A DIGNIDADE DOS NINGUÉNS
Fernando Solanas, La dignidad de los nadies, Argentina/Brasil/Suiça, 2005

A Dignidade dos Ninguéns fala sobre as possibilidades de ação política no contexto latino-americano do início do século XXI. Fernando Solanas, apesar de reconhecer a falta de mudanças reais geradas pelas revoltas contra a crise econômica da Argentina a partir de 2001, alia-se quase utopicamente aos movimentos sociais e aos “ninguéns” que homenageia, acreditando no poder de resistência e na rede de solidariedade que eles originam.

A Dignidade dos Ninguéns aposta no sonho: entremeando imagens das grandes passeatas organizadas pelos “piqueteiros” – contra a crise econômica que desvalorizou o peso, levou ao confisco da poupança e à moratória da dívida externa – com entrevistas que apresentam a luta diária de participantes específicos das manifestações em foco, Fernando Solanas ainda crê na força da participação popular e, em conseqüência, na política enquanto instrumento de melhorias e de transformações sociais. Solanas, contudo, também percebe a caducidade das ideologias revolucionárias de esquerda e de seus métodos violentos em relação à conjuntura democrática e globalizante que norteia a Argentina atual, bem como o vazio deixado pela ausência das respostas utópicas aos problemas concretos enfrentados pelos “ninguéns” que dão alma ao filme.

No entanto, A Dignidade dos Ninguéns encara as lutas de resistência ainda possíveis – organizar almoços coletivos para os que não têm o que comer, impedir os leilões das terras dos pequenos proprietários entoando o hino nacional, sobreviver catando lixo e ocupando casa que sofre com enchentes, ajudar desconhecido vítima da brutalidade policial – como estratégias tão válidas para a afirmação identitária dos grupos envolvidas quanto as utilizadas anteriormente, no calor da ditadura militar que assolou o país nos anos 70.

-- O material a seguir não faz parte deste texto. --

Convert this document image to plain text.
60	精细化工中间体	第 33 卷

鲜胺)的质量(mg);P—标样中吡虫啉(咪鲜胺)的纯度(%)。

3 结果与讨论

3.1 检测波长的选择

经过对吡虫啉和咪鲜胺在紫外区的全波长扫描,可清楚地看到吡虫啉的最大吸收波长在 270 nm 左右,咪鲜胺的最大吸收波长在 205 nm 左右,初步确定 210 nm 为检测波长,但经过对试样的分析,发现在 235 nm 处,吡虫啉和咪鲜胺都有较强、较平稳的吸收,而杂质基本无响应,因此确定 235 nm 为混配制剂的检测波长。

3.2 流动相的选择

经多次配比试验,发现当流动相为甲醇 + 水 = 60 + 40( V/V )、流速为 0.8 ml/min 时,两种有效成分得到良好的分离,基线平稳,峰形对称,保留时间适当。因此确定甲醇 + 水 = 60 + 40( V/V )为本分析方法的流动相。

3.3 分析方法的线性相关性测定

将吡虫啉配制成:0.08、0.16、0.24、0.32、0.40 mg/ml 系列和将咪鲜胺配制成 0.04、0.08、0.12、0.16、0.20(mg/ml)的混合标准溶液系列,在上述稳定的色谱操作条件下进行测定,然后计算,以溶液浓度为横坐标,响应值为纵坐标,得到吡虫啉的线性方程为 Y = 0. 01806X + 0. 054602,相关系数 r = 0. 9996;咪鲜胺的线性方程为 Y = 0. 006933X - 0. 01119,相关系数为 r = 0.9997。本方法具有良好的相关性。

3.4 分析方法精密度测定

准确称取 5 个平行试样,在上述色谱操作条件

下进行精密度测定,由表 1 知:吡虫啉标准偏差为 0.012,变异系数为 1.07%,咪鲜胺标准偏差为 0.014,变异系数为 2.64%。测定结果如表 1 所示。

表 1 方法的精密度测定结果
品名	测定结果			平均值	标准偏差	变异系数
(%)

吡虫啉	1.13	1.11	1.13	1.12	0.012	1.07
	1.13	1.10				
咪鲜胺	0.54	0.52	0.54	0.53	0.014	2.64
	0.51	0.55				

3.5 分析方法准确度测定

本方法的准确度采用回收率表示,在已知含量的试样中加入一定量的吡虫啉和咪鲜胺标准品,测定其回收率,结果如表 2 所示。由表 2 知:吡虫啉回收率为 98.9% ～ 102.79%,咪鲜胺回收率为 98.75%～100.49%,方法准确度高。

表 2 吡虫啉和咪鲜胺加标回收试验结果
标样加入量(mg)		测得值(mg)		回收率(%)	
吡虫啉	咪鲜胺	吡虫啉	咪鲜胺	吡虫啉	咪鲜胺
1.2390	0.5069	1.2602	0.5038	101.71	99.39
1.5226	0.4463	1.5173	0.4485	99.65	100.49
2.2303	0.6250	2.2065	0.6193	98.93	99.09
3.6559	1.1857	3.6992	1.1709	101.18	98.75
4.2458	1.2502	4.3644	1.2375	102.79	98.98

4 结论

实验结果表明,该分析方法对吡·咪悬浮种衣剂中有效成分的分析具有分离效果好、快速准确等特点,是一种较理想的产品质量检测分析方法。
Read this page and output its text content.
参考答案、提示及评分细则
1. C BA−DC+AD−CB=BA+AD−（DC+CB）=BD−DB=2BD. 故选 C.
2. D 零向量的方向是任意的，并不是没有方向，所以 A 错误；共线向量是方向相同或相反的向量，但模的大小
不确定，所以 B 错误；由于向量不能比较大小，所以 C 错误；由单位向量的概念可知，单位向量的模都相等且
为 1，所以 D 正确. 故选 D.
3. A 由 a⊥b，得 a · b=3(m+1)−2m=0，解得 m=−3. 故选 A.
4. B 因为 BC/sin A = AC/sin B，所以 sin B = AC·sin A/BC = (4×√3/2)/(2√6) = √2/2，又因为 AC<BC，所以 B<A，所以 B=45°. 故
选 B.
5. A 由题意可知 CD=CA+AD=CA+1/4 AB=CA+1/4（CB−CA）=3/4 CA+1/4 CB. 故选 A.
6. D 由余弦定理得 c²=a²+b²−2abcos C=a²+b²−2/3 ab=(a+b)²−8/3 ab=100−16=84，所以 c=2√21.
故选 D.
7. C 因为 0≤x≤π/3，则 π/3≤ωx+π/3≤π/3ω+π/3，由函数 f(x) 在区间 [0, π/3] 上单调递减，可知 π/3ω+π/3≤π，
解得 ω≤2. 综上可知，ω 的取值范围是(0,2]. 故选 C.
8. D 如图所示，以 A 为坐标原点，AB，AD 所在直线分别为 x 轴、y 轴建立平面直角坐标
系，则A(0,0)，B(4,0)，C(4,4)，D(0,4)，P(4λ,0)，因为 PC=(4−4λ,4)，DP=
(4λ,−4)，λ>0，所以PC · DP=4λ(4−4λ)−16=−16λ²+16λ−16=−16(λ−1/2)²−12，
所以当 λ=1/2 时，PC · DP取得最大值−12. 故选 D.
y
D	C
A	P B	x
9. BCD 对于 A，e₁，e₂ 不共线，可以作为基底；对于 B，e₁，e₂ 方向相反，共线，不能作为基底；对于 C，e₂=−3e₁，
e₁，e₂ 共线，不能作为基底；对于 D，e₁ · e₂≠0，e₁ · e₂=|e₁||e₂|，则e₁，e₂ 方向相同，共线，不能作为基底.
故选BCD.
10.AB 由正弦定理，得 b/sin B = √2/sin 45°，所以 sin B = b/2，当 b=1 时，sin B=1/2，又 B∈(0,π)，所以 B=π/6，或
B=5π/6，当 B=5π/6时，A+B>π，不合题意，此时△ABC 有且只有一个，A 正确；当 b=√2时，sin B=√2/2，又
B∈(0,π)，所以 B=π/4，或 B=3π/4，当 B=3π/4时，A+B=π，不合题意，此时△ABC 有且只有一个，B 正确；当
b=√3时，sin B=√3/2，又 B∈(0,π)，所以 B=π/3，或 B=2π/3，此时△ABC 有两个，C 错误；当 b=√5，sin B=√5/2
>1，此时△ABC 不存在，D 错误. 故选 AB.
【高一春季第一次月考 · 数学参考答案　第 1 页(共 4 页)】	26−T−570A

Portanto, Fernando Solanas acompanha de perto e interage com as ações e com as histórias que mostra, na medida em que outorga a sim mesmo o papel de narrador em A Dignidade dos Ninguéns. Homenageando Fernando Birri, cujo Tire Dié introduziu a narração em off crítica e incisiva (que não apenas segue os fatos, mas antes os comenta) no documentário latino-americano, Solanas une seu próprio discurso de contestação aos dos movimentos sociais e dos anônimos que exalta, com olhar carinhoso que remete aos contos-de-fada com finais felizes. Apesar das diferenças entre as épocas, partir corajosamente em busca de príncipes encantados permanece a missão principal tanto para os revolucionários de ontem quanto para os de hoje.